The Illinois Library Association has named Forest Park’s Gwen Gregory the 2019 Illinois Academic Librarian of the Year, recognizing her commitment to academic librarianship and development. Gregory is the resource acquisition and management librarian at the University of Illinois Chicago’s (UIC) Daley Library.
“The award is not all about me but all my great colleagues at these different libraries over the years,” said Gregory, who also serves as secretary of the Historical Society of Forest Park.
“I also think it’s a recognition of how academic libraries are important in general because there’s still sometimes feelings of, ‘What do we need a college library for anyway? Isn’t everything on the internet?’ Really, it’s not and some of it is on there because we put it there, or we’ve arranged for it to be there for you. So it’s recognizing the importance of academic libraries continuing into the future.”
Gregory’s library career began while she was an undergrad at the University of New Mexico, where she worked at the community college in town. The library was small, she said, which was great because she got experience doing a variety of things.
“I just enjoyed working with people, providing information for people, helping people with different things, and just the power of information,” Gregory recalled. “As a librarian, I’m not a subject expert — there are people who are — but librarians are experts at finding information, not knowing every single thing, and kind of preserving it to make sure that it’s around when people want it.”
Gregory went on to earn her master’s in library and information science from the University of Arizona. From there, she worked at a number of different university libraries in Colorado, New Mexico and Arizona. In 2007, Gregory and her husband moved to Chicago, to be closer to Gregory’s sister and her growing family.

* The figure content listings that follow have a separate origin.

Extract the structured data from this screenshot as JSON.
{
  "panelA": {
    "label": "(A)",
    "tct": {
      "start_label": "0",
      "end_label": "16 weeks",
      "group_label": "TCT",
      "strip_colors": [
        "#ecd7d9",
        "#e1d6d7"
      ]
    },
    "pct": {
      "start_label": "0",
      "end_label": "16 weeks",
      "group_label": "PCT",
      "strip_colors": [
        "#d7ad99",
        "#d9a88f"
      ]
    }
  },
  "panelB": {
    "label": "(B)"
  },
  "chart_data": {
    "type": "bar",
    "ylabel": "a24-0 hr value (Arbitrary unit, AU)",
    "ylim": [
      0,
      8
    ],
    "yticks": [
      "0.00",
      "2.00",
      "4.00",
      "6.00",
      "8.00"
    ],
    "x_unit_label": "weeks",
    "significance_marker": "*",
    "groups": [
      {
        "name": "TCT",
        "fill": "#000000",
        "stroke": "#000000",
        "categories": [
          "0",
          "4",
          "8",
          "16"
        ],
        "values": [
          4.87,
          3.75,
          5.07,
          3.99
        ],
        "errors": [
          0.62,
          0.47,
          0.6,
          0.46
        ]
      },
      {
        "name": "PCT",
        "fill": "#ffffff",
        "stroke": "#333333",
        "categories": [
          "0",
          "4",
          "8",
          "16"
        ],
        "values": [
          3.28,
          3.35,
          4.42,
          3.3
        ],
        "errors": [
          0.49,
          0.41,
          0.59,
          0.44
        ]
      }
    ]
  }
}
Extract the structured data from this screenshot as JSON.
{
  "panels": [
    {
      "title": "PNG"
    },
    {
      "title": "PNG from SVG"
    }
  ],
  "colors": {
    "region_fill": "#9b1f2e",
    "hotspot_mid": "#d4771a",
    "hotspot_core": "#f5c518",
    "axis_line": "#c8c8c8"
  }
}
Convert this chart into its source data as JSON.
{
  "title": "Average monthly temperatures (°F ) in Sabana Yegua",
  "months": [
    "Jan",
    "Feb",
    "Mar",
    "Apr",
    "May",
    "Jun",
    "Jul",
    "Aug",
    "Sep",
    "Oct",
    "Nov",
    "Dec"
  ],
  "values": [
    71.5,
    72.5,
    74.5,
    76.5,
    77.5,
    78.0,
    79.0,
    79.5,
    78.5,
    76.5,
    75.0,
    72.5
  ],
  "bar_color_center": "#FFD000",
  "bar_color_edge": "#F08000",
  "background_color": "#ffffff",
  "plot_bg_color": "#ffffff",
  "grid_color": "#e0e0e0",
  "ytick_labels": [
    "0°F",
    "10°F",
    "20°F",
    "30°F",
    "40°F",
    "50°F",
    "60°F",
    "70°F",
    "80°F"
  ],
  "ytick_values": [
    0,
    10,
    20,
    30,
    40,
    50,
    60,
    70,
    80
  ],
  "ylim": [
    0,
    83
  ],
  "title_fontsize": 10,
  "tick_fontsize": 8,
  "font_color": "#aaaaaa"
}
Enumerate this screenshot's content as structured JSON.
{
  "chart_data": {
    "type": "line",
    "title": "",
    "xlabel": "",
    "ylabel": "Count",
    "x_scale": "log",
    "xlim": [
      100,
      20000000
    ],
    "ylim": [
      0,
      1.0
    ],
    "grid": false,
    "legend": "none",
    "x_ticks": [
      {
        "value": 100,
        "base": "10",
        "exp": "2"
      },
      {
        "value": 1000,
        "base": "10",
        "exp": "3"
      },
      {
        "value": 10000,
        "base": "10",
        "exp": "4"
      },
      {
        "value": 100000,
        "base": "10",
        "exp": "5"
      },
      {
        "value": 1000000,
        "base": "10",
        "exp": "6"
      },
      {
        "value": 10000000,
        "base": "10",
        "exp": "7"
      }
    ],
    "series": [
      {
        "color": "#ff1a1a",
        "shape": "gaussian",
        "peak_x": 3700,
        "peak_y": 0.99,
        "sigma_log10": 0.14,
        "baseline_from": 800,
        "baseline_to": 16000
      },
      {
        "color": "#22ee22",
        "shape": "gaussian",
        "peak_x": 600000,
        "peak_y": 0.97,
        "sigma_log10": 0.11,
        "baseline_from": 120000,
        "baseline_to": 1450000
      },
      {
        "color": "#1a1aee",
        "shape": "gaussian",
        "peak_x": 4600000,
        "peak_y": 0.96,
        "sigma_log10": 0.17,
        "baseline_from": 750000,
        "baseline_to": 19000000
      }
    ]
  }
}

Her first local job was working as a librarian at John Marshall Law School library which, coincidentally, is now merging with UIC.
“My career is all coming full circle,” she said.
When she moved to Illinois, she joined the Illinois Library Association, served as president of the Illinois Association of College and Research Libraries, served on the board of Reaching Across Illinois Library System, and more. She found out in March that a library friend had nominated her for the state award, and learned in early July that she received the honor.
Gregory said she didn’t know how many other people were nominated, but when she served on the state library committee, six people had been nominated for the academic librarian of the year. She will be recognized at an awards ceremony in October.
“People think that academic libraries are really dry; even other librarians think that,” Gregory said. “I always try and dispel that by getting in there with those public librarians and school librarians and talking to them about why academic libraries are not just all full of boring old photos.”
Like all libraries, she said academic libraries are always innovating, naming UIC’s development of a new digital scholarship lab with special kinds of printing and new ways to develop web-based information and maps as an example.
“We’re not expecting everyone in the world is going to have their own 3D printer, so how can libraries provide that for them?” Gregory said. “Libraries provide resources for people that don’t have their own.”
She believes her enthusiasm for academic librarianship, as well as mentorship of younger librarians is why she received the award. This isn’t the first time her leadership skills have been recognized — last year, she said UIC gave her an award for mentoring.
“It’s really motivating for me because it is recognition from my colleagues of my achievements, and sort of saying like, ‘Hey you’re a good member of our community,'” Gregory said.